Setting aside any issue about whether I would be wise to do it myself, can anybody confirm whether there is any law which would prevent me doing the conveyancing of my own property in Ireland.


----------



## Kildrought (13 Sep 2004)

*lender's terms....*

If you are using a lender, you might want to check with them if they will accept you doing your own conveyancing?


----------



## John (13 Sep 2004)

*Nope*

Simple answer is no. The Law Society have the whole scene sewn up. The law says that only those who have purchased an insurance bond with The Law Society may engage in conveyance. And, funnily enough, the only ones who can get the insurance are solicitors !!!

If ever there was a contract in restraint of trade, there's one there.

The Competition Authority singled out conveyancing a number of years ago as being a market that's been quietly sewn up, but nothing was ever done about it. Too many politicians are lawyers, or in another protected profession for them to want to rock the boat.

And, as always, 'tis the poor auld consumer who picks up the tab


----------



## MOB (14 Sep 2004)

*DIY conveyancing*

"The law says that only those who have purchased an insurance bond with The Law Society may engage in conveyance. And, funnily enough, the only ones who can get the insurance are solicitors !!!"

This is not actually true.   

And I don't know how the conveyaning market  can be described as "quietly sewn up" when the issue has been the subject of a widely publicised report from the CA.

However, it is true that nobody (other than a solicitor) is entitled to offer paid conveyancing services in Ireland.  And it is also true that lenders would not be interested in dealing with a DIY conveyancer.
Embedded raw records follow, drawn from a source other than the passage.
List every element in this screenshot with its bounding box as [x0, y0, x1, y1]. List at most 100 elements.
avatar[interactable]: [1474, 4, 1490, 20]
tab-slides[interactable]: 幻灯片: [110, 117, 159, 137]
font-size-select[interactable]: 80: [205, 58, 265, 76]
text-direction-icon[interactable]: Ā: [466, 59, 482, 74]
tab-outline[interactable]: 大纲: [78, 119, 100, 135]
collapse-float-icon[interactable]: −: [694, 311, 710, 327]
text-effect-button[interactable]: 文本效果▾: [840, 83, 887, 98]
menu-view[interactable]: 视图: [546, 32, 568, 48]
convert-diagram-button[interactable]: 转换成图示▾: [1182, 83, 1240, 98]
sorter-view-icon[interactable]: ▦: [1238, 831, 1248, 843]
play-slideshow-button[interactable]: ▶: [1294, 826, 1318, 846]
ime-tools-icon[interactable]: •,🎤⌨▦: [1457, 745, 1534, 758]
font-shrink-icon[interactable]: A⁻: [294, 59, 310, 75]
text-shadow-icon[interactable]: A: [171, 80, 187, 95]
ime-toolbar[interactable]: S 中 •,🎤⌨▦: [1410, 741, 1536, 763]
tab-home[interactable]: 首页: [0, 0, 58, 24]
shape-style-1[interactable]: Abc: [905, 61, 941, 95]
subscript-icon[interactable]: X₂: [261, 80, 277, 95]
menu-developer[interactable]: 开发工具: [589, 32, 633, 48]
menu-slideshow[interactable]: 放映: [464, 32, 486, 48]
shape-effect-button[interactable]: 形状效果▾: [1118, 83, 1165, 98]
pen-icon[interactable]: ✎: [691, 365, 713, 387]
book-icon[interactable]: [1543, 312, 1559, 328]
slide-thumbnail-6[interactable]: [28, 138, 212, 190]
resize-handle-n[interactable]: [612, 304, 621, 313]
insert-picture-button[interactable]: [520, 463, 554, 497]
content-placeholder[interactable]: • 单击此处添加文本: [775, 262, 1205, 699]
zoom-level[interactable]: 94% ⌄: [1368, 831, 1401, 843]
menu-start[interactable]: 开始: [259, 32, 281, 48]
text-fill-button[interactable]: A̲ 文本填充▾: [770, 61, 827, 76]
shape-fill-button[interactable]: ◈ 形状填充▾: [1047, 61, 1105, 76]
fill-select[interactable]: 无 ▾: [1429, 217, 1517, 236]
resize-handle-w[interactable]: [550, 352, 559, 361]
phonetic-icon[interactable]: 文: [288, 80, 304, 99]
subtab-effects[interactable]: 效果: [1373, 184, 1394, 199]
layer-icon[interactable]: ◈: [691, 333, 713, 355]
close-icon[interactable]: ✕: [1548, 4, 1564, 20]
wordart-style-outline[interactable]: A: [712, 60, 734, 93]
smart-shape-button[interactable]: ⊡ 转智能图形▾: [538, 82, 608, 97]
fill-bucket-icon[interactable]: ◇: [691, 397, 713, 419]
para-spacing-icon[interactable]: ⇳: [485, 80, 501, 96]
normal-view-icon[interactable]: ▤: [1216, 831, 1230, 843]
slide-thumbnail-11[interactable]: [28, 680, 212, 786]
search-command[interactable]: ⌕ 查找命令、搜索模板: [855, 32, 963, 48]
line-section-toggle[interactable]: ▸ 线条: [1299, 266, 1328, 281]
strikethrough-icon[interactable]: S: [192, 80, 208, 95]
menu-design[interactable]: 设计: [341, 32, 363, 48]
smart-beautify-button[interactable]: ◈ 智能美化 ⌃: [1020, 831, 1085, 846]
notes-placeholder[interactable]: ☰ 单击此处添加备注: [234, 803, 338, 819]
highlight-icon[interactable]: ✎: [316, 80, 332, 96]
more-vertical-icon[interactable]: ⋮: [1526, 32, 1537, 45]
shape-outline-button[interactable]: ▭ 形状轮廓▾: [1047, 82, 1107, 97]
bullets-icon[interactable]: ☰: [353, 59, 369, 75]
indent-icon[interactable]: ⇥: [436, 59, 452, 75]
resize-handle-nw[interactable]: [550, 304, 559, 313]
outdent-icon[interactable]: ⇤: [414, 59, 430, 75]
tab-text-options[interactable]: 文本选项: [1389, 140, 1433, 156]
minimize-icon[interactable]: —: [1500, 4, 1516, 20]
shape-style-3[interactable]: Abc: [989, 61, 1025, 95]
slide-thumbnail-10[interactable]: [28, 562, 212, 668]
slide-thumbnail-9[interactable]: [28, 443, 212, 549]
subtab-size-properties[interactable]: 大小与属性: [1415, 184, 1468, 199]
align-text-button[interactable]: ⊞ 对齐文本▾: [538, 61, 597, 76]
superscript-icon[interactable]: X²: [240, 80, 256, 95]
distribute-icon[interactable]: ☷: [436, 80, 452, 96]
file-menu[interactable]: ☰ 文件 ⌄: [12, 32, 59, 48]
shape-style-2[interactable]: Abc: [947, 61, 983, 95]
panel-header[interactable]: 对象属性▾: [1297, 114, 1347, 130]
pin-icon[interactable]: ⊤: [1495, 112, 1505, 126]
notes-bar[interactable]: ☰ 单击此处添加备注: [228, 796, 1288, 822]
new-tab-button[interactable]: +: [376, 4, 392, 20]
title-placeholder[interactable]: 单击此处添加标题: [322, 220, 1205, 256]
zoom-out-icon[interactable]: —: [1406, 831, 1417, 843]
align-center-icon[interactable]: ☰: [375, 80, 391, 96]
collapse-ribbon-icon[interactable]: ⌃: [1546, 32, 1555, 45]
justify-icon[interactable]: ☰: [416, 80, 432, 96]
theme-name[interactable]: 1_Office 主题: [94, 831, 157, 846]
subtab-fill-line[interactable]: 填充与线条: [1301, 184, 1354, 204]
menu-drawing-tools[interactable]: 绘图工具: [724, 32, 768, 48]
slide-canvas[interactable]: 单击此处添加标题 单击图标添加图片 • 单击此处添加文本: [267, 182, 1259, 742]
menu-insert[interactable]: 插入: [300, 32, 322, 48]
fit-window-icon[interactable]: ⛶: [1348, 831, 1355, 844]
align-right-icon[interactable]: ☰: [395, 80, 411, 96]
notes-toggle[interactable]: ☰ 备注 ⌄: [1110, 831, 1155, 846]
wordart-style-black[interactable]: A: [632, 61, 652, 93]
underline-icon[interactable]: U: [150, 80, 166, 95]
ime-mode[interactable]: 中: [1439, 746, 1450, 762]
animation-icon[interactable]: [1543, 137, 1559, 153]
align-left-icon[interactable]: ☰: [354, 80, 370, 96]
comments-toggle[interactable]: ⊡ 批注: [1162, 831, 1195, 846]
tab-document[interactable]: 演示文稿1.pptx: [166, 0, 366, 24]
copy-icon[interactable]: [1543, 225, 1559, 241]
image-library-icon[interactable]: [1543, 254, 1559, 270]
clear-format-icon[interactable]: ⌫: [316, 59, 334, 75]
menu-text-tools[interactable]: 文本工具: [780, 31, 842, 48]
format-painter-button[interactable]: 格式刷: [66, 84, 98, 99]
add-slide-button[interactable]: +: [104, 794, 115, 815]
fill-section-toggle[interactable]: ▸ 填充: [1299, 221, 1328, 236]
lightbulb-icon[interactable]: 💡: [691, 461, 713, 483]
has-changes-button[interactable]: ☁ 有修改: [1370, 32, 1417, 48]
The opening up of this work to a "licensed conveyancer" in the ineterests of competition is a debate which has been threshed out many times here and elsewhere, so I won't re-hash it here.  

However, it is obvious from even a cursory perusal of this site that there are many solicitors out there competing keenly on price for conveyancing work.


----------



## John (14 Sep 2004)

*Keen?*

"However, it is obvious from even a cursory perusal of this site that there are many solicitors out there competing keenly on price for conveyancing work."

Given that the Competition Authority  singled this area out as an area of special concern, they’re obviously not keenly priced enough !


----------



## gerry (16 Sep 2004)

*Do it yourself*

If there is no mortgage you can do the conveyance by yourself.

If there is a mortgage the lender will insist on solicitor doing their side of the transaction and you will be charged the same amount whether you do the conveyance or not.


----------



## smgill (30 Apr 2015)

Is it possible to do my own conveyncing if I am selling my house and no mortgage is involved.


----------



## mf1 (30 Apr 2015)

Not really. There is too much involved - no solicitor for a purchaser will want to deal with you - they'd end up doing all the work as they unpicked each error you would undoubtedly make. 

mf


----------